Single by the Delfonics

from the album The Delfonics
- B-side: "Down Is Up, Up Is Down"
- Released: December 1969
- Recorded: November 1969
- Genre: Philadelphia soul; R&B;
- Length: 3:20
- Label: Philly Groove
- Songwriters: Thom Bell, William Hart
- Producer: Thom Bell

The Delfonics singles chronology
| "You Got Yours and I'll Get Mine" (1969) | "Didn't I (Blow Your Mind This Time)" (1969) | "Trying to Make a Fool of Me" (1970) |

= Didn't I (Blow Your Mind This Time) =

1969 single by The Delfonics

"Didn't I (Blow Your Mind This Time)" is a song by the American soul group the Delfonics, co-written by producer Thom Bell and lead singer William Hart. It was released as a single in 1969 on the Philly Groove record label and appeared on their self-titled third album the following year. The song reached number three on the Billboard R&B chart and number ten on the Billboard Hot 100 in 1970. Overseas, the song peaked at number 22 on the UK Singles Chart in and number 81 in Australia. The Delfonics won a Grammy Award for Best R&B Vocal Performance by a Duo or Group for the song in 1971.

A prominent example of the Philadelphia soul style, "Didn't I" is a slow ballad, with layered strings and horns and highly chromatic harmony.

==New Kids on the Block cover==

A version by boy band New Kids on the Block, slightly re-titled "Didn't I (Blow Your Mind)", was featured on the group's 1986 self-titled debut album.
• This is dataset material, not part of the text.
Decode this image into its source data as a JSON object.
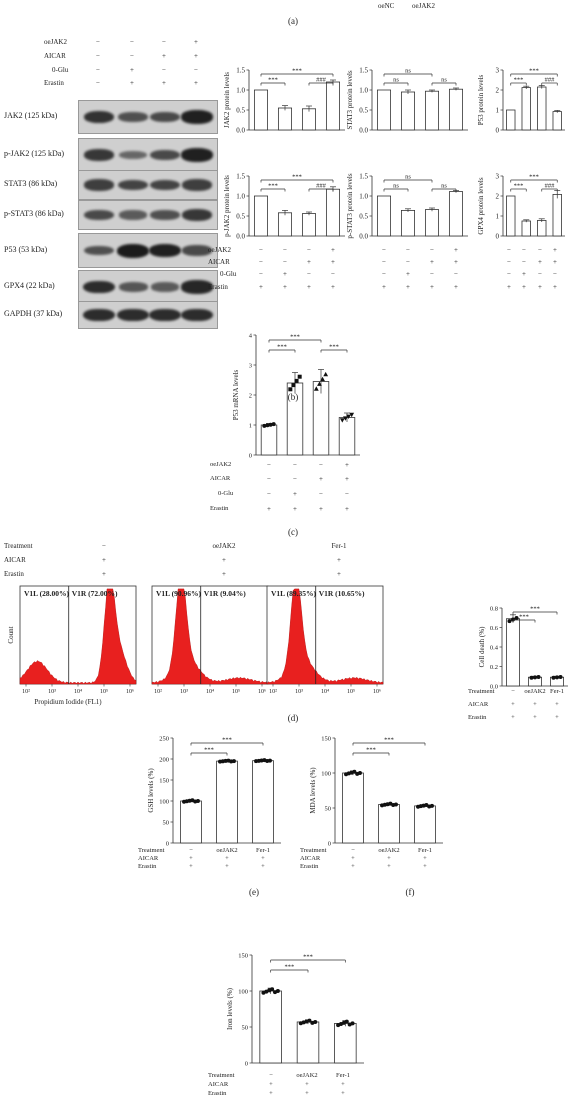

Their version was later released as a single in 1989 in an attempt to boost sales of its parent album in light of the group's subsequent success. The single peaked at number eight on both the US and UK pop charts, peaking in November 1989 in the US and in October of the following year in the UK (as a double A-side alongside "Let's Try It Again").

===Track listing===
Europe 12" vinyl
- A "Didn't I (Blow Your Mind)" – 4:24
- B "New Kids on the Block" – 3:20

==Charts==
===Weekly charts===

- The Delfonics

| Chart (1970) | Peak position |
|---|---|
| Canada RPM Top Singles | 12 |
| U.S. Billboard Hot 100 | 10 |
| U.S. Billboard R&B | 3 |
| U.S. Cash Box Top 100 | 13 |

| Chart (1971) | Peak position |
|---|---|
| Australia (Kent Music Report) | 81 |
| UK Singles (OCC) | 22 |

===Year-end charts===

| Chart (1970) | Rank |
|---|---|
| U.S. Billboard Hot 100 | 71 |
| U.S. Cash Box | 72 |

- New Kids on the Block

| Chart (1989) | Peak position |
|---|---|
| Canada Top Singles (RPM) | 17 |
| US Billboard Hot 100 | 8 |
| US Hot R&B/Hip-Hop Songs (Billboard) | 34 |
| US Adult Contemporary (Billboard) | 12 |
| US Radio & Records CHR/Pop Airplay Chart | 7 |

| Chart (1990) | Peak position |
|---|---|
| Ireland (IRMA) | 6 |
| UK Singles (OCC) | 8 |
| UK Airplay (Music Week) | 8 |

==Other covers==
The song has been extensively covered since 1970, by artists included Aretha Franklin (from Young, Gifted and Black in 1971), brothers David and Jimmy Ruffin, Spinners (from Can't Shake This Feeling in 1981), Lisa Fischer, Regina Belle, Jackie Jackson, the Trammps, Maxine Nightingale and Patti LaBelle.

Millie Jackson's version peaked number 49 in the Billboard Hot R&B/Hip-Hop Songs chart in March 1980.

Philadelphia-area natives Daryl Hall and Todd Rundgren covered the song on Episode 40 of Live From Daryl's House.